Grid.ID - Kronologi mahasiswa Indonesia di Belanda meninggal dunia saat dampingi kunjungan kerja pejabat. Diduga mengalami kondisi heat stroke.
Kabar duka datang dari Perhimpunan Pelajar Indonesia (PPI) Belanda. Salah satu anggotanya yang bernama Muhammad Athaya Helmi Nasution dikabarkan meninggal dunia pada Rabu (27/8/2025).
Melalui unggahan di akun Instagram resmi PPI Belanda, Helmi merupakan anggota PPI Groningen yang disebut meninggal dunia setelah mendampingi beberapa pejabat melakukan kunjungan ke Wina, Austria. Lantas bagaimana kronologinya?
Kronologi Mahasiswa Indonesia di Belanda Meninggal Dunia saat Dampingi Kunjungan Pejabat
Dilansir dari Kompas.com, pada Senin, 25 Agustus 2025 sampai Rabu, 27 Agustus 2025, Helmi dipercaya untuk mendampingi rombongan pejabat publik Indonesia yang sedang berkunjung ke Wina, Austria. Ia mendampingi pejabat dari DPR, Otoritas Jasa Keuangan (OJK), dan Bank Indonesia (BI).
Selama tiga hari, ia bertugas sebagai pemandu dalam acara yang sifatnya tertutup.
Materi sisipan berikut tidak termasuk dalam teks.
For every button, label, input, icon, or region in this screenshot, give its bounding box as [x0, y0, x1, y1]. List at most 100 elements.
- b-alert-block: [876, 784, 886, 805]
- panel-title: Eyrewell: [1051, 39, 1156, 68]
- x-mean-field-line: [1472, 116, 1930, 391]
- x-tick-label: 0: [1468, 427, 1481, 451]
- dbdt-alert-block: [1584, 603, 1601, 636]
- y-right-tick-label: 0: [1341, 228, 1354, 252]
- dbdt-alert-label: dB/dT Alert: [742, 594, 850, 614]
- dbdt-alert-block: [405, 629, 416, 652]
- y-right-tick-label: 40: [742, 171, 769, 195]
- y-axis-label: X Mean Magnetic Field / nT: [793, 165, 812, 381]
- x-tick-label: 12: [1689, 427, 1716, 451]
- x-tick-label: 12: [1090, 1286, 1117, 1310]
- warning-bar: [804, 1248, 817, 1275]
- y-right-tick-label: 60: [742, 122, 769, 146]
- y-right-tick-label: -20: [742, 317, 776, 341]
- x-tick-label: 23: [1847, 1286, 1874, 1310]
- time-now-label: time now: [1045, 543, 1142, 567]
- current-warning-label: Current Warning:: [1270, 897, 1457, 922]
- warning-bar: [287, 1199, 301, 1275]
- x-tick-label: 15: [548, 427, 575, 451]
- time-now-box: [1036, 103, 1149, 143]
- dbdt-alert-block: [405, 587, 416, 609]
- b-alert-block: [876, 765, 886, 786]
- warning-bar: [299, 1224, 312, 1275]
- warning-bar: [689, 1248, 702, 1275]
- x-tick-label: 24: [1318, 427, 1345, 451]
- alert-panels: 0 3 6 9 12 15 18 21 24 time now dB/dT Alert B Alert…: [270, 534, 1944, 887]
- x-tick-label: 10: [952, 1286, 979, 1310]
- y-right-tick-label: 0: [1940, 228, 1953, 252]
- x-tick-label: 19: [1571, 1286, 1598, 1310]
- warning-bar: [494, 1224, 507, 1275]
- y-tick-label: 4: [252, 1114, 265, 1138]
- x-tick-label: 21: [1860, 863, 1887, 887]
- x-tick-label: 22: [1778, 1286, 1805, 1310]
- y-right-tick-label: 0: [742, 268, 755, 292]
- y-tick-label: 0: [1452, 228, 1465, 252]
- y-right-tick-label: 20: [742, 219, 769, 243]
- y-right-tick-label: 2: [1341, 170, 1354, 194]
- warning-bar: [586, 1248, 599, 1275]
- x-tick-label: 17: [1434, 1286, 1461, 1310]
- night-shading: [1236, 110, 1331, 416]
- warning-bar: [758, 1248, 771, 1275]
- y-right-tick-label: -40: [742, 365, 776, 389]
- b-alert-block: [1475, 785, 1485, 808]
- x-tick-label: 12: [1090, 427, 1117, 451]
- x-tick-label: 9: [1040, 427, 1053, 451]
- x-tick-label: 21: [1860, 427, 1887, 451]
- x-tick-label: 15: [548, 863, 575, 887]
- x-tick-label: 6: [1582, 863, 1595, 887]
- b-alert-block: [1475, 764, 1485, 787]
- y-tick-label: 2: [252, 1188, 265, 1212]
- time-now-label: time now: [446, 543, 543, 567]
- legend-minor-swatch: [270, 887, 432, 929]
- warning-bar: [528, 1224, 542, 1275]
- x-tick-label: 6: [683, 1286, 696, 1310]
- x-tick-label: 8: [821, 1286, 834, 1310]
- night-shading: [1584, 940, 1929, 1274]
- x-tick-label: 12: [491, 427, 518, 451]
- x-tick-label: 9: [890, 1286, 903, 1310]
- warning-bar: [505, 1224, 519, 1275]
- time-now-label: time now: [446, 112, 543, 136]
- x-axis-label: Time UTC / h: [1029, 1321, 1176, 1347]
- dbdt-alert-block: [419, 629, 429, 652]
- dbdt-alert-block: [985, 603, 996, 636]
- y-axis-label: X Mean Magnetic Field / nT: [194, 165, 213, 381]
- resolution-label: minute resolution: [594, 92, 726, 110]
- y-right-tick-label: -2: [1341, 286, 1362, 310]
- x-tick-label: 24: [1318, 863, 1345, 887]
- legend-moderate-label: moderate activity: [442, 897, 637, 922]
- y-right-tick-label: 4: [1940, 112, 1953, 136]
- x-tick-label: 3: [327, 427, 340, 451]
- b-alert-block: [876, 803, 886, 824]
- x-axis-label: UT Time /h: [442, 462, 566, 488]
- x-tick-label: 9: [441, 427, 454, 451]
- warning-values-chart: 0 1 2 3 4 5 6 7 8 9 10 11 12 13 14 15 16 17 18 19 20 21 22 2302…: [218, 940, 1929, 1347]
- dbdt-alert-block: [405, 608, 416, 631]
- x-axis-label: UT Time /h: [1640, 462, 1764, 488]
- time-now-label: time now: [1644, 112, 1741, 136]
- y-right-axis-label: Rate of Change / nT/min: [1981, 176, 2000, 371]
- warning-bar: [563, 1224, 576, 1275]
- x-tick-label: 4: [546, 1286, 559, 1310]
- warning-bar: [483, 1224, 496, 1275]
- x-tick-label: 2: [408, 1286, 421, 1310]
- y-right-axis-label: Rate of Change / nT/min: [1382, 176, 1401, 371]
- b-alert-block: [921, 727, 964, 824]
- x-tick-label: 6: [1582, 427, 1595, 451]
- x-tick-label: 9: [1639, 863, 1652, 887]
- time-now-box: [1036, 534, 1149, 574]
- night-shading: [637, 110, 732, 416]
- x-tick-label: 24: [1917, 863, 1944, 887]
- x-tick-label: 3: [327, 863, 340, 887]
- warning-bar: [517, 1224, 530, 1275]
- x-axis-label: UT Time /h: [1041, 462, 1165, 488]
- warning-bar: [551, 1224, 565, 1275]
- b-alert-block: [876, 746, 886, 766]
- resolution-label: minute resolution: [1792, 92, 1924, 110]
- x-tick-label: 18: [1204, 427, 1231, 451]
Dalam rangkaian kegiatan, Helmi diketahui harus mendampingi acara sejak pagi hingga malam hari.
Namun pada hari ketiga, yakni pada Rabu (27/8/2025), ia mengalami kondisi medis darurat. Helmi akhirnya dikabarkan meninggal dunia.
Berdasarkan hasil otopsi forensik, ia diduga telah mengalami suspected seizure atau kejang. Besar kemungkinan pemicunya adalah heat stroke akibat paparan panas ekstrem yang terjadi di dalam tubuh.
Diketahui, kondisi ini diperparah dengan kelelahan, kekurangan cairan, minimnya asupan nutrisi, serta hipoglikemia atau kadar gula darah yang rendah. Faktor-faktor tersebut yang menyebabkan ketidakseimbangan elektrolit yang berujung pada stroke.
Ia mengembuskan napas terakhirnya di Wina pada hari ketiga kunjungan pejabat yang harus ia dampingi. Kepergiannya terjadi hanya sebulan sebelum ia berulang tahun yang ke-19 pada Oktober mendatang.
Setelah Helmi dinyatakan meninggal dunia, kegiatan kunjungan kerja pejabat tetap berjalan sebagaimana agenda awal. PPI Belanda pun menyoroti event organizer (EO) maupun koordinator liaison officer (LO) yang terlihat tidak menunjukkan rasa empati.